Третий путь, который предложил, но не сумел реализовать Фуко, — это стать критиком-в-малом (critic-in-the-small), согласившись в качестве платы за поражение на радикальное сужение сферы собственной деятельности. Интеллектуал Фуко хотел бы играть второстепенную роль в «позиционной войне» Грамши, но он потерял всякую надежду на социальное сотрудничество или политическое объединение. Он не столько профессиональный критик, сколько критик в узком кругу коллег по профессии, а наиболее подходящим кругом в наши дни является академический: отсюда мы имеем войны критиков восьмидесятых годов, которые не находят отклика за пределами академических кругов, поскольку у критиков не сохраняется, по существу, связей с людьми, партиями и движениями. При таких обстоятельствах академическая критика имеет устойчивую тенденцию к закрытости и гностической неясности, поэтому такого критика с трудом понимают даже его ученики 450.

От разобщения к присоединению и затем обратно: находящийся в свободном парении критик приобщается к общему делу и исторической борьбе масс, а какое-то время спустя, потерпев поражение, несчастный, он вновь пускается в свободное парение. Не таков ли ход развития критики в XX веке? В начале стоит Бенда, верный высоким принципам и оптимистичный; затем Грамши и Силоне, Бубер и Камю безрезультатно бьются над дилеммами политических пристрастий; ближе к концу стоит Маркузе, верный высоким принципам и непреклонный.

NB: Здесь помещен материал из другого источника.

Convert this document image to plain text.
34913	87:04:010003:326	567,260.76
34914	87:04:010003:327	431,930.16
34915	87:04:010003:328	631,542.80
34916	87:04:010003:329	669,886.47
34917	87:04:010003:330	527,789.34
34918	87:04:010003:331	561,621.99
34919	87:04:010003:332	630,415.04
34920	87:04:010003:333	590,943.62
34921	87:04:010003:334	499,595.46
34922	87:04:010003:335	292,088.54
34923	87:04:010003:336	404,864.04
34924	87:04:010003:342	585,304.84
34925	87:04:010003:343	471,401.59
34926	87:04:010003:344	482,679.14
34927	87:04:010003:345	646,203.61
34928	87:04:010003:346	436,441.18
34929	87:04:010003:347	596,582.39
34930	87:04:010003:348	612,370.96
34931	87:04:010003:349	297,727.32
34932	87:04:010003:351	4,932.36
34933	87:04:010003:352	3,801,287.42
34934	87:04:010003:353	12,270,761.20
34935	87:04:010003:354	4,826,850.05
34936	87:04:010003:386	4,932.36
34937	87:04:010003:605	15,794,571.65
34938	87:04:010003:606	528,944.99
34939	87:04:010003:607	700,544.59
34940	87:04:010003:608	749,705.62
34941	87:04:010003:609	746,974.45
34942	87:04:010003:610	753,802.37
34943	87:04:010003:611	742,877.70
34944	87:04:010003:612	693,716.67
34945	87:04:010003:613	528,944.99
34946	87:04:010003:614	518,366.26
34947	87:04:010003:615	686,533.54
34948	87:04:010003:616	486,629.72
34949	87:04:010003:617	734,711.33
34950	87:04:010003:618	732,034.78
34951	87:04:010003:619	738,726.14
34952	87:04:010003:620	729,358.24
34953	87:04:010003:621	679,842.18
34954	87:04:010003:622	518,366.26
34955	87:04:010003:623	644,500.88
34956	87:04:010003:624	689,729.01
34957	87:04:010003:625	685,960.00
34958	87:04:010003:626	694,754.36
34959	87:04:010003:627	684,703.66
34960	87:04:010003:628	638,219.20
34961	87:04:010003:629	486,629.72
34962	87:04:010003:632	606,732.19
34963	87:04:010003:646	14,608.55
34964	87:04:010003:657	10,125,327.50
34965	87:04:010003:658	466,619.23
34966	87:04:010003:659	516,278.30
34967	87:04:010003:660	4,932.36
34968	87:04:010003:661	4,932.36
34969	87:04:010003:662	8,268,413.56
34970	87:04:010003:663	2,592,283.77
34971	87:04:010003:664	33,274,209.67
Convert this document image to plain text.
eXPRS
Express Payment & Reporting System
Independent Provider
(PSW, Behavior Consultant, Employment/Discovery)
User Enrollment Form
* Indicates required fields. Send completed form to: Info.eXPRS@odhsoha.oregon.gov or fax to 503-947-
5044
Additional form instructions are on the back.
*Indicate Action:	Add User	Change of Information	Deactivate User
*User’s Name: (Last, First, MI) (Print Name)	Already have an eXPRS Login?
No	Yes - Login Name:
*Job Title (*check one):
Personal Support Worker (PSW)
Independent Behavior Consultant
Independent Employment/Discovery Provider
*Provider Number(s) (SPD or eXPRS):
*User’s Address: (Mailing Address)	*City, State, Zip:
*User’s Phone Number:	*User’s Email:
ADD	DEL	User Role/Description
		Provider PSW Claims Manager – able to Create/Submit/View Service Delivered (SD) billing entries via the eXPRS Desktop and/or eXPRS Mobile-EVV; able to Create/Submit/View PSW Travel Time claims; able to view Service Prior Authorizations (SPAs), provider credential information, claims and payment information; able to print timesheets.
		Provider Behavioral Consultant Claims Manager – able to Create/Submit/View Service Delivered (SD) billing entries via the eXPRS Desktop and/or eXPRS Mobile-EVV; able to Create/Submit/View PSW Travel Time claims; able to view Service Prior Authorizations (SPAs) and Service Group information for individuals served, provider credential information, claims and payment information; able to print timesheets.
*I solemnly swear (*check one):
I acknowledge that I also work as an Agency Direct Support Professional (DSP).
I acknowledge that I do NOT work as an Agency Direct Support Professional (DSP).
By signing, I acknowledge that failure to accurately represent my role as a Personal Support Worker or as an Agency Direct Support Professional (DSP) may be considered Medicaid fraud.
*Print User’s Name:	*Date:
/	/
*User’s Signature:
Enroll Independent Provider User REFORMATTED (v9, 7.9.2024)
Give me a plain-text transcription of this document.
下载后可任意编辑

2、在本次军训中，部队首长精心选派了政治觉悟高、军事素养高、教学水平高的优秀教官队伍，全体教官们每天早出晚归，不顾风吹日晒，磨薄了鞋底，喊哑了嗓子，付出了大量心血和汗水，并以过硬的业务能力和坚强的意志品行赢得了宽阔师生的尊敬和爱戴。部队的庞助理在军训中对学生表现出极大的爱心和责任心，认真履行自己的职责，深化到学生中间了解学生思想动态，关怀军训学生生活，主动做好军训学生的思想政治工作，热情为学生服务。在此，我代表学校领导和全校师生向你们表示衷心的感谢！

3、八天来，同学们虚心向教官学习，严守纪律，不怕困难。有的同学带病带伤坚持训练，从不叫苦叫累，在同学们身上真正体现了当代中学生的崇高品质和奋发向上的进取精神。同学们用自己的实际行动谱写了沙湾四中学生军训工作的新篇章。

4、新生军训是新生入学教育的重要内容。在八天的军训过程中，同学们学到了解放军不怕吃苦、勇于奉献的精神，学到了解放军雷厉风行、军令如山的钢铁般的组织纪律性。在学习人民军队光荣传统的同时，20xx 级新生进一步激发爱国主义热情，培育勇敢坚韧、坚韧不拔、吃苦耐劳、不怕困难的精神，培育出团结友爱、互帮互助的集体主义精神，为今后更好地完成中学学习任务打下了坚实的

В одном из своих отрывков, проникнутых духом смирения с изгнанием, Брейтенбах выразил это настроение конца в элегической форме:

Мир становится более серым, однородным, аморфным... Затвердевают шаблоны. Безусловно, тому есть очевидные примеры: оцифровывание, ординор- мализация, компьютеризация человеческого мира. Ставшая привычной жизнь под властью террора. Согласие с тем, что выжить можно, только производя и продавая смертоносное оружие. Примирение с необходимостью пыток и истребления. Утирать рот и голосовать. Иметь отдельный ватерклозет, покупать синтетические рубашки. Пэловы, в которых не удерживаются мысли451.

Такова пустая болтовня универсального критика. Это имеет свой смысл (и вполне понятный), но начисто лишено конкретности и силы прежней социальной критики; это не идет ни в какое сравнение с удивительно живой, почти ласкающей прозой, в которой Брейтенбах описывает свою Южную Африку. Неужели мы обречены на такую болтовню? Неужели к этому пришли в итоге разочарованные социальные критики?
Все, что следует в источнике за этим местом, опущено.